The Sugarland Express; road movie, USA, 1974; D: Steven Spielberg, S: Goldie Hawn, William Atherton, Michael Sacks, Ben Johnson
Texas. The unemployed cosmetician Lou Jean travels to a secluded prison to visit her husband Clovis Michael and persuade him to break out four months before his release, in order to get back their baby which was given to foster parents. When a police officer, Maxwell, just wants to warn the people who were driving too slow on a highway, Lou Jean and Clovis panic and kidnap him. Traveling in his police car, they attract the attention of the media and other police officers. In the end, just when Clovis wanted to take his baby back, he and Lou Jean were shot in an ambush.

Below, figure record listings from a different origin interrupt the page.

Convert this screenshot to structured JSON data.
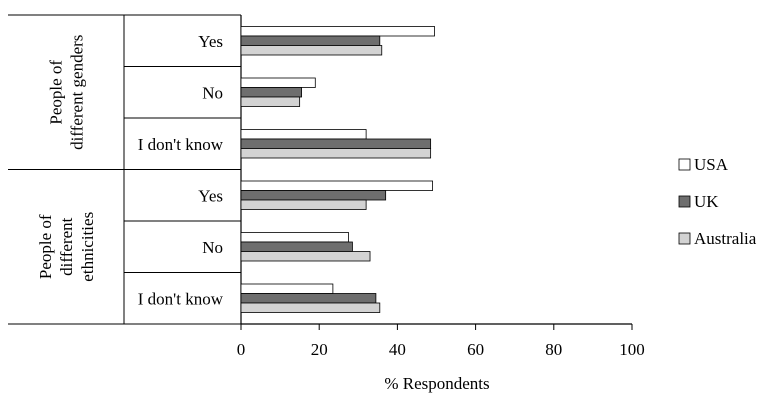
{
  "chart_data": {
    "type": "bar",
    "orientation": "horizontal",
    "xlabel": "% Respondents",
    "xlim": [
      0,
      100
    ],
    "xticks": [
      "0",
      "20",
      "40",
      "60",
      "80",
      "100"
    ],
    "grid": false,
    "legend_position": "right",
    "groups": [
      {
        "label": "People of different genders",
        "label_lines": [
          "People of",
          "different genders"
        ],
        "categories": [
          "Yes",
          "No",
          "I don't know"
        ]
      },
      {
        "label": "People of different ethnicities",
        "label_lines": [
          "People of",
          "different",
          "ethnicities"
        ],
        "categories": [
          "Yes",
          "No",
          "I don't know"
        ]
      }
    ],
    "series": [
      {
        "name": "USA",
        "color": "#ffffff",
        "values": [
          49.5,
          19,
          32,
          49,
          27.5,
          23.5
        ]
      },
      {
        "name": "UK",
        "color": "#6e6e6e",
        "values": [
          35.5,
          15.5,
          48.5,
          37,
          28.5,
          34.5
        ]
      },
      {
        "name": "Australia",
        "color": "#d3d3d3",
        "values": [
          36,
          15,
          48.5,
          32,
          33,
          35.5
        ]
      }
    ]
  }
}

From today's perspective, it is safe to say that "Sugarland Express" is not among Spielberg's best achievements, yet he still showed to have more spark and style than many would admit. Based on a true story about an insane decision of a young couple kidnapping a police officer to drive to the city where their baby is living with foster parents, "Express" is obviously a road movie, except that between the sole tangle where the clumsy couple kidnaps the police officer and the finale there is not much of a stratification of events or interesting moments, which makes it seem slightly grey at times. Spielberg still managed to craft a few clever scenes (the image of Wile E. Coyote falling from a cliff in a cartoon reflected on the glass while Clovis has a worried, troublesome expression on his face, which is a subtle foreshadowing) whereas Goldie Hawn and William Atherton are well cast as the well meaning, but sloppy couple, while some even saw a subversive message in the story aimed at showing how the law separates a family and thus makes them turn into outlaws just to get back together. It won the best screenplay award at the Cannes film festival.